Imagine hunks of gooey caramel, topped with lightly toasted pecans and just the right amount of dark chocolate. You know, sort of like Turtles? Except these guys are easy to make at home, out of regular coconut milk. And no, they really truly do NOT taste like coconut. (Not that I mind the taste of coconut; it’s the texture I can’t stand.)
I usually hate nonstick, but I happen to have this heavy-duty nonstick muffin top pan. This also comes in handy before Rosh Hashanah to make honey cake tops, which are absolutely divine. You could also use a whoopie pie pan, or make these in silicone baking cups.
I also recommend a good thermometer, the kind you’d use for candy making. I used my regular bread thermometer, but I don’t recommend this. A candy thermometer comes with a clip so you can leave it in the pan. Plus, it won’t melt like mine does when the body of the thermometer gets super-hot.
(NOTE TO SELF: Buy candy thermometer!)
You’ll start with this Coconut Milk dulce de leche recipe, which in itself is utterly fabulous. We’re going to change it up just a bit. First, I halved the recipe to get the following:
- 1 can (14oz?) unsweetened coconut milk (don’t try with low fat or all-cream or any other variation)
- 3/4 cups (packed) sugar (I used white; it calls for golden brown)
- 1/4 teaspoon salt (it calls for coarse kosher salt)
That’s the caramel. You’ll also need, for finishing the Turtles:
- 24-30 pecan halves, toasted
- 1/2 bag chocolate chips
- Whisk coconut milk, sugar, and salt in heavy large pot (I used my big pareve dutch oven) over medium heat until sugar dissolves. You want a large pot because the coconut milk foams up while it’s cooking.
- Once the sugar has almost dissolved, I put the lid on for a couple of minutes to wash down the sugar from the sides of the pot. After that, I stopped stirring. I am becoming a very disciplined candy-maker, kind of.
- Now, without stirring, uncover and boil the mixture on medium-low until the temperature reaches 250 degrees (Fahrenheit). Turn off heat. You’ll have to do a few things right away, so I hope you’ve read ahead and are prepared:
- Immediately stir in a half tsp of vanilla extract, if desired.
- Immediately, spoon the mixture evenly into 12 non-stick muffin cups or candy thingies or a pan like my muffin-top pan where they can be separate.
- Immediately press 2-3 pecan halves onto each of the 12 candies you’ve created.

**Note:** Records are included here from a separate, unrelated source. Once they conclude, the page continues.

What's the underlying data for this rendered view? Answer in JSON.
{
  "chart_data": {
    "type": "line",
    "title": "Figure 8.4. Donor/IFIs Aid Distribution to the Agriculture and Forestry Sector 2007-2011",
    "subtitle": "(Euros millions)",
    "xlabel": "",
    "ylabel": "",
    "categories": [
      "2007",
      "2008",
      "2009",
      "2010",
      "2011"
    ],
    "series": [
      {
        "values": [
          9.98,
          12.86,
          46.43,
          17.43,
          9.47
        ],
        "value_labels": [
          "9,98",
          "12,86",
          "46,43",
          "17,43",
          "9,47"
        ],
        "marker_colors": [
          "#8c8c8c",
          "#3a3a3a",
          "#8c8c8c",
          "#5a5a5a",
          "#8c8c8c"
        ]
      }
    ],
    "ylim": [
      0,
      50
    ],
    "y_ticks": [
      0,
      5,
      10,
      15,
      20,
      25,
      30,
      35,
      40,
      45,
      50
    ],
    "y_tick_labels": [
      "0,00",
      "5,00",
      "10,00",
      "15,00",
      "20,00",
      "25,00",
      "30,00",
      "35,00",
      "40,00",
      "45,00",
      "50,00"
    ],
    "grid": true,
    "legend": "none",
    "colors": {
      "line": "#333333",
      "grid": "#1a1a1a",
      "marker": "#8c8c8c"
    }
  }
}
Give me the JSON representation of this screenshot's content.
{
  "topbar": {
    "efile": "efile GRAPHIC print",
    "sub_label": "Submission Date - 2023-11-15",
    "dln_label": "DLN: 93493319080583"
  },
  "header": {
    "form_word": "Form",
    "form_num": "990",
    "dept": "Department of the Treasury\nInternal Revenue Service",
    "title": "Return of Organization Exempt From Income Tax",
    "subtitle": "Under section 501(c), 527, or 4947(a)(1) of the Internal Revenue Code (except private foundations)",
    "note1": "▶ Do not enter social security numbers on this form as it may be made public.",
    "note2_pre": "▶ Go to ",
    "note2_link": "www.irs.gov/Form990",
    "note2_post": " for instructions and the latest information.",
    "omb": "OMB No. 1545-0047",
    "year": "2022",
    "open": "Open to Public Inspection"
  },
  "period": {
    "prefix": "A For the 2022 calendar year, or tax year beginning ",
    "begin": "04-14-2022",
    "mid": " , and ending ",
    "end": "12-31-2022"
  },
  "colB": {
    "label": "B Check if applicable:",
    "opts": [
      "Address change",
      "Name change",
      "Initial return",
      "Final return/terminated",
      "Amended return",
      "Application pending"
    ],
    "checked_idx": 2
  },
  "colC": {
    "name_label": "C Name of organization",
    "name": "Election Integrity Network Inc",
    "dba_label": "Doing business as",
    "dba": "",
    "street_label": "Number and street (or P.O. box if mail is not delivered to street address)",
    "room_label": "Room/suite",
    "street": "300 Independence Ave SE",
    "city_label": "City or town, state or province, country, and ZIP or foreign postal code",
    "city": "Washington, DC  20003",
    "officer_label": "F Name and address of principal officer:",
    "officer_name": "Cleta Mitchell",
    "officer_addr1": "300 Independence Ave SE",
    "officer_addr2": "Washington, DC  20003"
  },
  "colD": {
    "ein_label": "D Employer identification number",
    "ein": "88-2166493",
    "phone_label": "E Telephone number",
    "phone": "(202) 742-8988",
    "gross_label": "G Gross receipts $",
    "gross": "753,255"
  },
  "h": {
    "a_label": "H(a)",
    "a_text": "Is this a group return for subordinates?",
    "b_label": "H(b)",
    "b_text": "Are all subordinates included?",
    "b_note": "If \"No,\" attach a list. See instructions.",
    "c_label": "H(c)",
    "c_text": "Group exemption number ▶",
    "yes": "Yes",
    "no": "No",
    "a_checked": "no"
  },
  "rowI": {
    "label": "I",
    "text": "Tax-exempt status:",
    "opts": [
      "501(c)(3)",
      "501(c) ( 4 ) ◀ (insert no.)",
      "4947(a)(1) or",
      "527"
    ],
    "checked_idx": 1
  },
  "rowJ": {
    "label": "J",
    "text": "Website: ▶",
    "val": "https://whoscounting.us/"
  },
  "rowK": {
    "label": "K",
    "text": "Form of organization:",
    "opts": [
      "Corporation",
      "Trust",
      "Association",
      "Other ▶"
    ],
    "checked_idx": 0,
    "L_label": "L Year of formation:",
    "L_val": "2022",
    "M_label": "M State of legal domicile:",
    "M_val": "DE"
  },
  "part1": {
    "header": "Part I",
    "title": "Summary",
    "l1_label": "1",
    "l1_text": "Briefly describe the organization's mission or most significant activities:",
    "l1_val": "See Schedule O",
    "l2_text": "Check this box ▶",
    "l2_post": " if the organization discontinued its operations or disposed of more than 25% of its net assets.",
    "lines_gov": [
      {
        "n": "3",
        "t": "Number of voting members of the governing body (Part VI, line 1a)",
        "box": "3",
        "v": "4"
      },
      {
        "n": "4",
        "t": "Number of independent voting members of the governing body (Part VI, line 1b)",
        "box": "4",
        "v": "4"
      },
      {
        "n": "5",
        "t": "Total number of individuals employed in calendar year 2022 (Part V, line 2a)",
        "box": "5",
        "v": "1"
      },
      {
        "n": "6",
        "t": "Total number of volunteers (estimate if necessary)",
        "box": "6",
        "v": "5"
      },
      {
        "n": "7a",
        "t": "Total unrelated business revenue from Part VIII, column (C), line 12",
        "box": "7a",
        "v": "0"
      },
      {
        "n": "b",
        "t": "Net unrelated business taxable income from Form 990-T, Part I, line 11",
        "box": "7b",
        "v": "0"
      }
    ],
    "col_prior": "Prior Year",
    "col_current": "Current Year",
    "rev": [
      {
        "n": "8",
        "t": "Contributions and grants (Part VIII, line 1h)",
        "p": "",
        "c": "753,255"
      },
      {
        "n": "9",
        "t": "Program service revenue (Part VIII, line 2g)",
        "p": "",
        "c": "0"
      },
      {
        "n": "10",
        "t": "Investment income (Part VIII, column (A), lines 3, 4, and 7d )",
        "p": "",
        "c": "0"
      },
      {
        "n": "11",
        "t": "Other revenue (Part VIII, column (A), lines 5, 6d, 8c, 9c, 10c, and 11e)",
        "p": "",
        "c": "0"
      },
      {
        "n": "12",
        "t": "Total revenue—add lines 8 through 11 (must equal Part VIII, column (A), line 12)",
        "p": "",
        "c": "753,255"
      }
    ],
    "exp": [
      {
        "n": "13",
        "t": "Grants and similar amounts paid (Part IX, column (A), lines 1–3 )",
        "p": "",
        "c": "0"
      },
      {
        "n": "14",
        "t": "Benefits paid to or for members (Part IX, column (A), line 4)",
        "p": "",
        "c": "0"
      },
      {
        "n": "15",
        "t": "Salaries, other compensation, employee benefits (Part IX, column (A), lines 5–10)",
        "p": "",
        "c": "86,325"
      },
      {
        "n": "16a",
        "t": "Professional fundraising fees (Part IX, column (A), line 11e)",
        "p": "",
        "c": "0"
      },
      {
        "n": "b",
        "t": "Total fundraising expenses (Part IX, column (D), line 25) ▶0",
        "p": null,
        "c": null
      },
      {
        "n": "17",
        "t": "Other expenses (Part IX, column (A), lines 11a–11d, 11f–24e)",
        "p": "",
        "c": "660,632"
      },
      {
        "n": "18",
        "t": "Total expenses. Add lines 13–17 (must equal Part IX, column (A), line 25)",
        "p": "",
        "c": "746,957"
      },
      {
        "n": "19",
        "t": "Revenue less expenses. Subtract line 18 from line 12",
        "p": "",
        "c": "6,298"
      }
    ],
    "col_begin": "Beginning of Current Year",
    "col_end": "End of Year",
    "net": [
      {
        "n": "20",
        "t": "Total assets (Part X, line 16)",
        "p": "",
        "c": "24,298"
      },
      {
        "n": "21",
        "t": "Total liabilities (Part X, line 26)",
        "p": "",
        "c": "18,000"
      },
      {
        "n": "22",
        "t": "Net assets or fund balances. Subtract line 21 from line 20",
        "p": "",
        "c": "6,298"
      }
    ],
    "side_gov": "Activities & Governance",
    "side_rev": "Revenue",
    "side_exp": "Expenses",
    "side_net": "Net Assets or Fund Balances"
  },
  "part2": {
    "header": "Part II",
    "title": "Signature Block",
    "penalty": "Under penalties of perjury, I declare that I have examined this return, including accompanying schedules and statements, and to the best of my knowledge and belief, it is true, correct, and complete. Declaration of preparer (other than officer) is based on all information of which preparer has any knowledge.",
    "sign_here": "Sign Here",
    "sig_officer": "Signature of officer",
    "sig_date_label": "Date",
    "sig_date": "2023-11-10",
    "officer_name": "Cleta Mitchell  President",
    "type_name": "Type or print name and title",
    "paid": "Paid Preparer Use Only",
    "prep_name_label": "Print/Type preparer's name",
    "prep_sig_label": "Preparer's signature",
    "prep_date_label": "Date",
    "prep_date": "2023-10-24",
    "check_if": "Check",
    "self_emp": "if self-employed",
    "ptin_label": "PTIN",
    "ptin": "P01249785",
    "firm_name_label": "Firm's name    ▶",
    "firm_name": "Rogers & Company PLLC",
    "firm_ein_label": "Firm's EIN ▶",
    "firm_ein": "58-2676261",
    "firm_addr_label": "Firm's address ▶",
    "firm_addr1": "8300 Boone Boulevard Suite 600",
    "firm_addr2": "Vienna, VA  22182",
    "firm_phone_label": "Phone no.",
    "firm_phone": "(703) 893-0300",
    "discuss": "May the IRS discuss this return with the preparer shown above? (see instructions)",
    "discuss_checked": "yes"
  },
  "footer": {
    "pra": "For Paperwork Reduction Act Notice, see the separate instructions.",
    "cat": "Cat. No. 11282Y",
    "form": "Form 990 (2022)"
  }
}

- Okay, now you can relax a bit.
- Melt the chocolate chips very gently. I had just finished baking challah and turned off the oven, so I put them in a pie plate in the (turned-off) oven and let them sit for a few minutes. When they were nearly all melted, I took the pan out and stirred the chips a few times until the final ones melted and I had creamy, smooth chocolate.
- Time to decorate the Turtles!
- You can either spoon the chocolate over the Turtles directly or pour it into a baggie and pipe it on top. It’ll look nicer if you pipe it and you may get a thinner layer with better coverage. Pipe pretty swirls and circles on top of every candy, covering the pecan and caramel layers with chocolate.
- Place in the fridge or freezer to set. Remove 10 minutes before serving to allow them to thaw (the one in the picture above has “pencil shaving” marks where I tried to remove it from the pan to take its picture while it was still frozen. Be patient, grasshopper. You must wait to remove these (though they might come out of silicone cups sooner).
HINT: If you want to get really fancy, melt some white chips as well and drizzle both colours!
Turtles should stay solid at room temperature if they’re left out longer, but they might turn gooey if they were left out for a really extended time. Gooey is not a bad thing, I’m just saying.